No campo da energia, a grande novidade não está apenas no caráter exponencial do crescimento das renováveis – sobretudo, da solar, cuja capacidade instalada vem dobrando anualmente nos últimos 20 anos. O mais importante tampouco é o avanço das eólicas, cujas turbinas são hoje mil vezes mais produtivas que em 1990. O fundamental é que esses avanços são acompanhados por uma radical descentralização: na Alemanha, 70% da energia renovável se originam em dispositivos instalados nas residências, nas oficinas ou nas fazendas. Em matéria de energia, os alemães serão não só, cada vez mais, consumidores, mas produtores de renováveis, ou, como diz Rifkin, “prossumidores”. Tanto mais que os próprios bens de consumo (dos eletrodomésticos aos automóveis) serão também dotados do poder de comunicar-se de forma inteligente, consumindo energias nos momentos de menor demanda e, muitas vezes, transmitindo energia para a rede.
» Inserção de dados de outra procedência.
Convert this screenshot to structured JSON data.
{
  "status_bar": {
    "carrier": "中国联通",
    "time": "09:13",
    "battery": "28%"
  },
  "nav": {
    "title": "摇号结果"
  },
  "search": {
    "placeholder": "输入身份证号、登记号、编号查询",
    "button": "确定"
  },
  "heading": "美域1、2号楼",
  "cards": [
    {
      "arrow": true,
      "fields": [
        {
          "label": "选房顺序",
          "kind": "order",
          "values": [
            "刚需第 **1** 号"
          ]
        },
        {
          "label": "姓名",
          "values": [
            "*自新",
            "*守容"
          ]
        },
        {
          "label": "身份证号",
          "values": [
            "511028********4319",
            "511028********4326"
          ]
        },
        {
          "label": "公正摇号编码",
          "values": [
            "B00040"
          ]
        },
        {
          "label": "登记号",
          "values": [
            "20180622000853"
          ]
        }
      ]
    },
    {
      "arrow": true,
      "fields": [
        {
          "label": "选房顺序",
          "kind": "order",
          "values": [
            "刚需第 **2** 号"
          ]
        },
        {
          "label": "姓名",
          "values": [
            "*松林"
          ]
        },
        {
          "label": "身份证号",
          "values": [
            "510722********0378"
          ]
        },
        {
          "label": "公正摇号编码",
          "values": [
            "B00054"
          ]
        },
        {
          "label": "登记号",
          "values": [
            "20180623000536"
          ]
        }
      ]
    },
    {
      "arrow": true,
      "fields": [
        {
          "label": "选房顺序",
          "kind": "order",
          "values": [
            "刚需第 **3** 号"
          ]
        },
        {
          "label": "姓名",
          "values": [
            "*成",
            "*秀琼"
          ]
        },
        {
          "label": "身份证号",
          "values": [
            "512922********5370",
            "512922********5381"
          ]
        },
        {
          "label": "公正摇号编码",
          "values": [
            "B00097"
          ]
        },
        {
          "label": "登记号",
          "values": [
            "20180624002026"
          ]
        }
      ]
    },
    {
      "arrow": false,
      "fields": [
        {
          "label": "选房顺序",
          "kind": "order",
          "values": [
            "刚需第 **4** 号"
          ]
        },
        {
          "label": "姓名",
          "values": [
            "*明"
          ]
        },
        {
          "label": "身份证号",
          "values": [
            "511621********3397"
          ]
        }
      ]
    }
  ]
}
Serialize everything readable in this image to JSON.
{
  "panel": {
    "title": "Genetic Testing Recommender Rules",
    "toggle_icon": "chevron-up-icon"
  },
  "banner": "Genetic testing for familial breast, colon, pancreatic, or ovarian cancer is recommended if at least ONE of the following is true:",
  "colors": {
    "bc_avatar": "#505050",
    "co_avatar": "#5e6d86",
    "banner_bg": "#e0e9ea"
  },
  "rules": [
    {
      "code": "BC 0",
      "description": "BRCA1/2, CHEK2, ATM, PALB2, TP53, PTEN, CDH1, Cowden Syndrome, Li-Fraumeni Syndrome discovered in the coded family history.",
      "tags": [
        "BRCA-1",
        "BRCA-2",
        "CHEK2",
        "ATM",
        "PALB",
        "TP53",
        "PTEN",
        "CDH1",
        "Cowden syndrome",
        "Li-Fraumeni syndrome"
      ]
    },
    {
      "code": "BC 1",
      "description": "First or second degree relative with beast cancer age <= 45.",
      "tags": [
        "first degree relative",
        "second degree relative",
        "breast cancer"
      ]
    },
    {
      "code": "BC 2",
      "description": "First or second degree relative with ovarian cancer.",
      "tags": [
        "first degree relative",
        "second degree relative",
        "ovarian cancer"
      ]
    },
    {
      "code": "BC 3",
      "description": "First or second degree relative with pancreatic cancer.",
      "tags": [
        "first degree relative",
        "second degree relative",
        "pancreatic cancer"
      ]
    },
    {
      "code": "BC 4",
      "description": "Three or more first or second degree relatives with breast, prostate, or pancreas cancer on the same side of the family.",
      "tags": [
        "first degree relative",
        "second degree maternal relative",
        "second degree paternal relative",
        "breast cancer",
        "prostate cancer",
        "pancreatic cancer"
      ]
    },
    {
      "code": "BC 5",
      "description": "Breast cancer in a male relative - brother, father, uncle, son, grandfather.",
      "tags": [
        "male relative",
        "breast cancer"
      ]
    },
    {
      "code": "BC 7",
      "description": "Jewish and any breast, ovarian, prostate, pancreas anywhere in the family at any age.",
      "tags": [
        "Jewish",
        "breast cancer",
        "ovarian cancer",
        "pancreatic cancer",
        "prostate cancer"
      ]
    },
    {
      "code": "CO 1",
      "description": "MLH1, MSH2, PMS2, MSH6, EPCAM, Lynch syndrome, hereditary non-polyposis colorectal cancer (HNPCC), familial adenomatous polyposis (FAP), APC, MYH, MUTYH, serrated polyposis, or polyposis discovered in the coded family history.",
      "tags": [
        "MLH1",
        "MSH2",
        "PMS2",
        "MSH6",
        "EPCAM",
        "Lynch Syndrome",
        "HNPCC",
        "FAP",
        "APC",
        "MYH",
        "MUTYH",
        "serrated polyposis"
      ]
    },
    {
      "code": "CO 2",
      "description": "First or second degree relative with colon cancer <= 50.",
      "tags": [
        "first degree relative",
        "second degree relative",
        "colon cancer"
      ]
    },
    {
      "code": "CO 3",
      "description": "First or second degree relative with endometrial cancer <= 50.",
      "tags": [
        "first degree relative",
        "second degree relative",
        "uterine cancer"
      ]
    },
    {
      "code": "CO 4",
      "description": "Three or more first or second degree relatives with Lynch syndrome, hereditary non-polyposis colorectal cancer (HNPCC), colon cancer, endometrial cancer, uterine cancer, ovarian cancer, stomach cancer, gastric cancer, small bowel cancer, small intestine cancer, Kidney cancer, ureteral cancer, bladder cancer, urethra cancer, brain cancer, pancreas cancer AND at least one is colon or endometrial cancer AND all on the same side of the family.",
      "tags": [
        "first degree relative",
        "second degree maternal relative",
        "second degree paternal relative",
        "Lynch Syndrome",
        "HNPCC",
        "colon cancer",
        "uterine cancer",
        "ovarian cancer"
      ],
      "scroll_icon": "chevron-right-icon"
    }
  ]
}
O tripé da economia da abundância se completa com dispositivos como a impressora em três dimensões e as máquinas de corte a laser que permitem realizar numa escala local, individual, customizada e com imensa eficiência, aquilo que, até aqui, só era concebível como resultado da grande indústria. Se o sucedâneo da manufatura é a grande indústria, esta será substituída pelo que Rifkin batizou de “microinfofatura”. É um conjunto de técnicas e oportunidades que abrem caminho não só a uma extraordinária economia de recursos, mas a mudanças fundamentais nas bases sociais da oferta de bens e serviços.

Rifkin chega a dizer que a produção de massas dará lugar à produção pelas massas, numa espécie de recuperação dos ideais ghandianos de autoprodução e independência, mas sob condições técnicas que permitem competir com o que, até aqui, só era possível em virtude da grande indústria e da gigantesca concentração de poder que lhe é correlativa. Os prossumidores serão protagonistas decisivos não só na oferta de informação e de energia, mas também de bens materiais. É o que forma a infraestrutura de uma sociedade orientada pela produção e pelo uso de bens comuns.

Rifkin não deixa de mencionar, é claro, o imenso poder hoje em mãos dos gigantes que dominam a própria revolução digital. Mas a cultura do acesso aberto a inovações e a velocidade do avanço da tríade em que se apoia a internet das coisas abrem vias tão novas e promissoras para a cooperação social direta e para a valorização dos bens comuns que tornam persuasiva a ideia de que o capitalismo possa estar a caminho de seu eclipse.


* Publicado no Valor Econômico em 13/5/14.